Thereafter the plot disintegrates despite some very funny descriptions and episodes as well as a few barbed comments about the literary world. The solution to the crime(s) is neat though not altogether surprising but the holes in the plot are too big to overlook. Several important characters's behaviour remains unexplained; the reason for so much of the action in the past and the present taking place in a strange but delightful hotel on an island is not given; hints about certain people being possibly connected to the Purple Shirts are never followed up.
Most frustratingly we never find out how it is that a ridiculous organization that is full of self-important and childish characters, has no money and cannot impose discipline on its members despite the sub-military behaviour manages to build up a superb intelligence service. Whatever the Home Secretary does, wherever he goes, whatever instructions he gives, the Purple Shirt leaders know within the hour. Is there somebody close to the HS, or A Certain Person, as he is variously referred to, who is a member of the organization? If so, we never learn the truth.
There are, however, some interesting aspects to the novel. Nicholas Slade goes to the headquarters of the Keep Britain Free movement in Hampstead and finds that he dislikes them more than he had done before. Though the movement is a clear reference to Oswald Mosley's British Union of Fascists (founded in 1932 and the book came out in 1934) the political ideology that is propounded at their headquarters are similar to those one would have heard in various Communist organizations of the period. (Well, it's not like there is that much difference between national and international socialism.) The Leader's comment about writers becoming as important as dustmen, no more but no less so, in the new order remind one of Lenin rather than Mussolini or Hitler and the notion of the corporate state being of far greater importance than the individual is central to all those isms and ologies.

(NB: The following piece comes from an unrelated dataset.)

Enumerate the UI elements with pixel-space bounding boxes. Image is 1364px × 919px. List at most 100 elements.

Listening to the mildly insane burbling of the Purple Shirts, Nicholas Slade manages to formulate to himself what it is he does not like:
Slade, feeling that the more he heard of the Purple Shirt programme the less he liked it, sat on. He sat patiently, and gloomily envisaged the promised new State, which would deprive him of his cherished Times, employ him in writing propaganda, and, if he jibbed, or incautiously made a joke at its expense, hand him over to a soft of drumhead court-martial and have him put against a wall and shot. It was a dismal prospect.
Slade was not over much in love with the established order of things. Indeed, he had satirized it in many of his books. But there you were ... That was exactly where the shoe pinched. Slade could satirize the existing State, cartoonists could caricature it, the writers of funny columns could lampoon it ... and no one seemed to mind.Slade and Woodthorpe can see the difference in the basics but, for all of that, can also see that not everything is rosy in the garden.

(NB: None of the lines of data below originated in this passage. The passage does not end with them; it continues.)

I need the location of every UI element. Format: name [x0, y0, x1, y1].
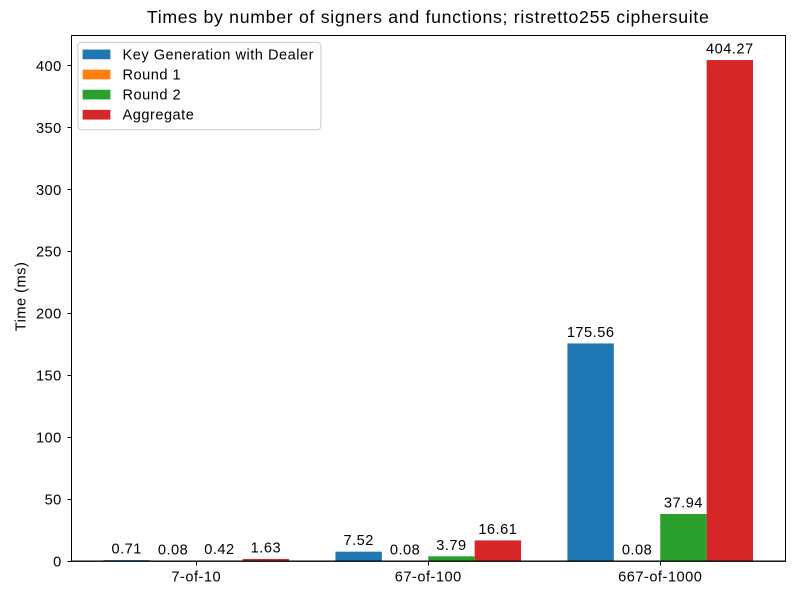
svg-text:Key Generation with Dealer: Key Generation with Dealer — [123, 47, 314, 63]
svg-text:175.56: 175.56 — [567, 325, 615, 341]
svg-text:Time (ms): Time (ms) — [13, 262, 29, 332]
svg-text:150: 150 — [36, 369, 62, 385]
svg-text:0.08: 0.08 — [158, 542, 188, 558]
svg-text:0.71: 0.71 — [111, 542, 141, 558]
svg-text:1.63: 1.63 — [251, 540, 281, 556]
svg-text:Round 2: Round 2 — [123, 88, 182, 104]
svg-text:7-of-10: 7-of-10 — [171, 570, 221, 586]
svg-text:3.79: 3.79 — [436, 538, 466, 554]
svg-text:404.27: 404.27 — [706, 42, 754, 58]
svg-text:0: 0 — [53, 555, 62, 571]
svg-text:16.61: 16.61 — [478, 522, 517, 538]
svg-text:Times by number of signers and: Times by number of signers and functions… — [147, 7, 710, 27]
svg-text:67-of-100: 67-of-100 — [395, 570, 462, 586]
svg-text:Aggregate: Aggregate — [123, 108, 195, 124]
svg-text:250: 250 — [36, 245, 62, 261]
svg-text:0.08: 0.08 — [622, 542, 652, 558]
svg-text:300: 300 — [36, 183, 62, 199]
svg-text:37.94: 37.94 — [664, 495, 703, 511]
svg-text:0.08: 0.08 — [390, 542, 420, 558]
svg-text:200: 200 — [36, 307, 62, 323]
svg-text:50: 50 — [45, 493, 62, 509]
svg-text:350: 350 — [36, 121, 62, 137]
svg-text:7.52: 7.52 — [343, 533, 373, 549]
svg-text:400: 400 — [36, 59, 62, 75]
svg-text:667-of-1000: 667-of-1000 — [618, 570, 702, 586]
svg-text:100: 100 — [36, 431, 62, 447]
svg-text:Round 1: Round 1 — [123, 68, 182, 84]
svg-text:0.42: 0.42 — [204, 542, 234, 558]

After all, the plot is triggered off by a stupid and, probably, illegal order by the Home Secretary, not a man to be admired, to arrest the Purple Shirts' Leader, who bears the unlikely name of Duke Benedict (this was four years before P. G. Wodehouse's glorious creation, Roderick Spode) for nothing at all. Eventually, after several months in prison, he is charged with making seditious speeches. The only immediate outcome is that the Purple Shirts suddenly become quite popular as they are seen to be victims of the Establishment.

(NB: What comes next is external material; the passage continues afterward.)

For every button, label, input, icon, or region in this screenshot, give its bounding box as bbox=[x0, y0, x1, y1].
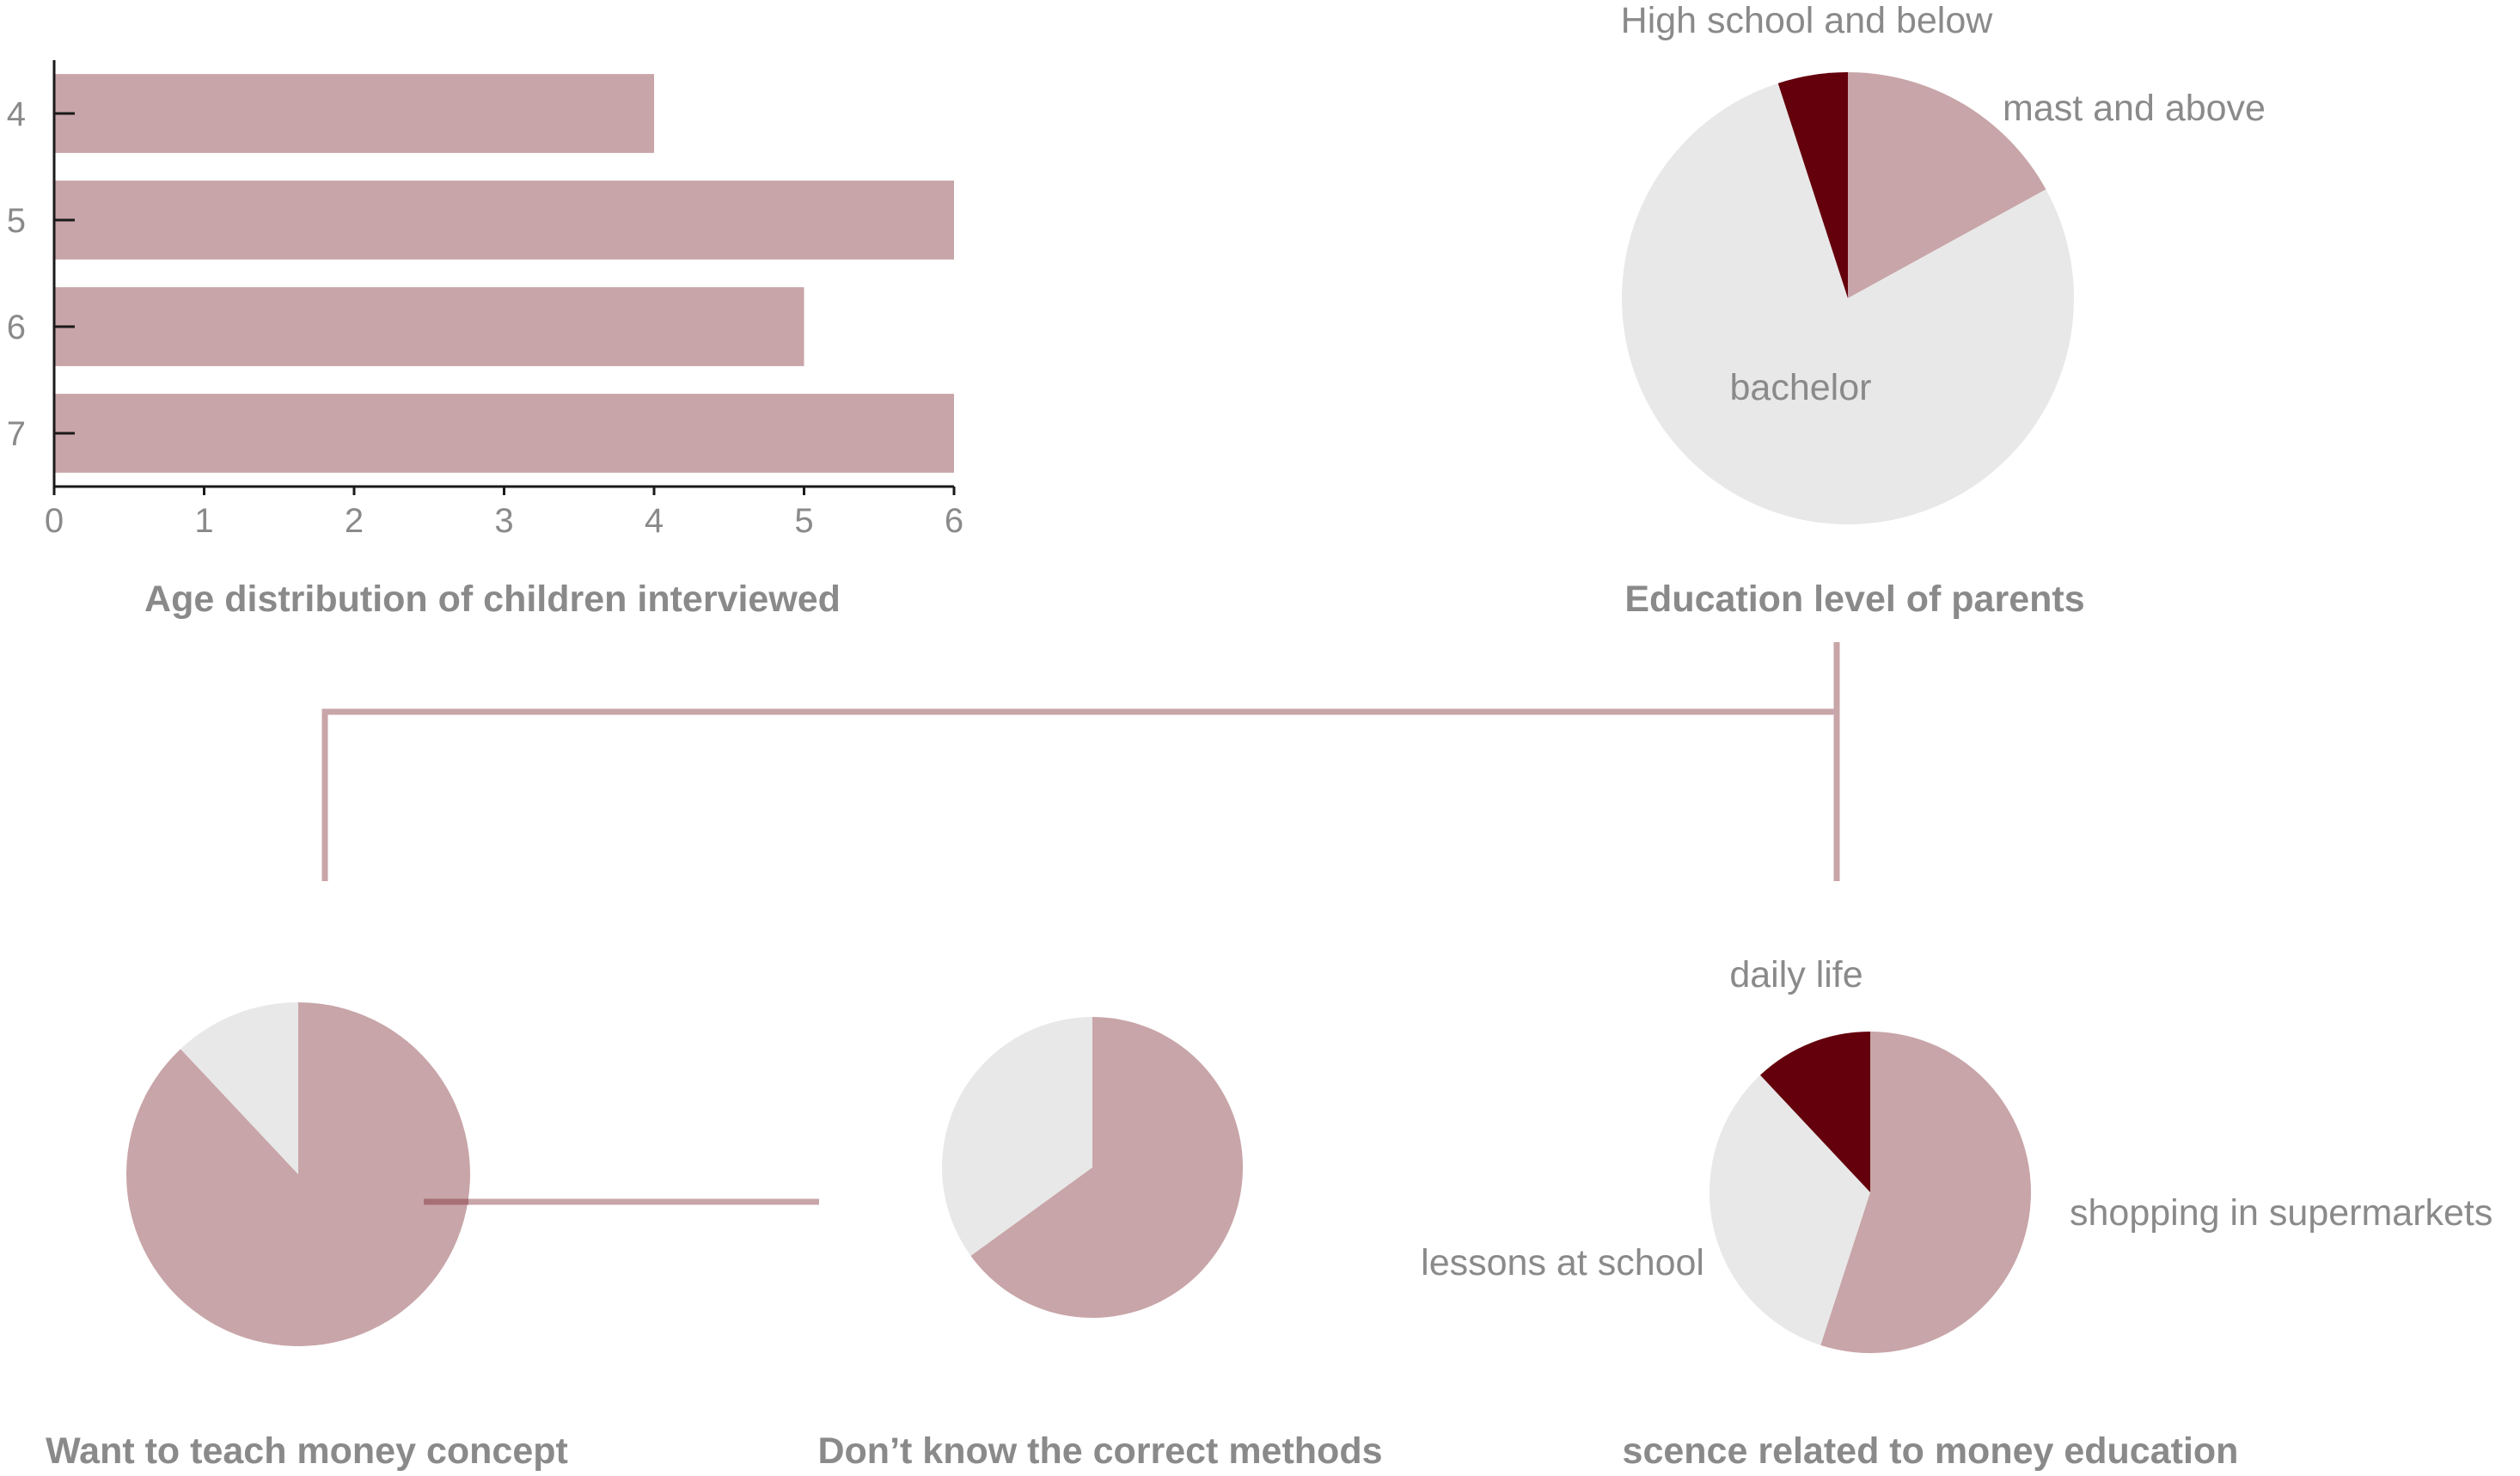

Slade is shocked but nor surprised to find that the political establishment that includes the Home Secretary and Scotland Yard is prepared to pervert the course of justice and to let an innocent man go to the gallows in order to protect the real killer's identity. In the end, the innocent man is released but the real killer goes unpunished except, possibly, in his own conscience. This is not a novel that supports the powers that be or the existing order of things. What it does support is the idea of how they ought to be.